"Virginity tests" unethical, says South African physician

Michael Cook
24 Jan 2015
Reproduced with Permission

While virginity tests for unmarried women have been universally regarded as unethical in Western countries, the practice is spreading in immigrant communities. Physicians in European countries have been asked to examine whether a girl's hymen is intact, creating an ethical dilemma for them. If they comply, they may expose the girl to stigmatization, or even put her at risk of being the victim of an honour killing. If they certify her virginity regardless of the result, they will break the doctor's compact of trust and honesty with patients.

Writing in the Journal of Medical Ethics , a South African physician argues that medical colleges should declare that virginity tests are unethical, thus giving doctors a right to refuse. The Quebec College of Physicians has already done this.

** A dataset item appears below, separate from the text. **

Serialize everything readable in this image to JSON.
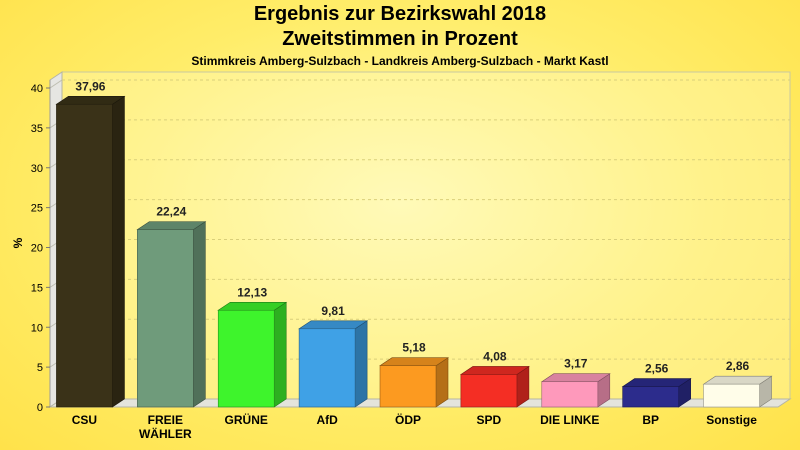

The author, Dr Kevin Gary Behrens, of the Steve Biko Centre for Bioethics, University of the Witwatersrand, is familiar with the issue, as it is a serious problem in South Africa. Girls who "fail" are called "rotten potatoes". But girls who pass could be targeted by rapists or men who believe that intercourse with a virgin will "cure" AIDS.

He points out that research in The Lancet and the BMJ has shown that "virginity testing" is devoid of scientific value.

"This has the effect of rendering every virginity certificate ever issued by a physician scientifically fraudulent. Thus, for a physician to agree to perform a virginity test entails a flagrant disregard of the principle that medicine should be practised on the basis of scientific principles. The moral obligation of a physician who is approached to perform such a test is clear: the physician should inform the client that it is simply not possible to do what is being asked. Since there is no scientific basis upon which any physician can certify that a particular woman is or is not a virgin, it would be unethical for any physician to concede to such a request."

The tests are also socially harmful, argues Dr Behrens, as they perpetuate stereotypes about women, misogyny and patriarchal attitudes.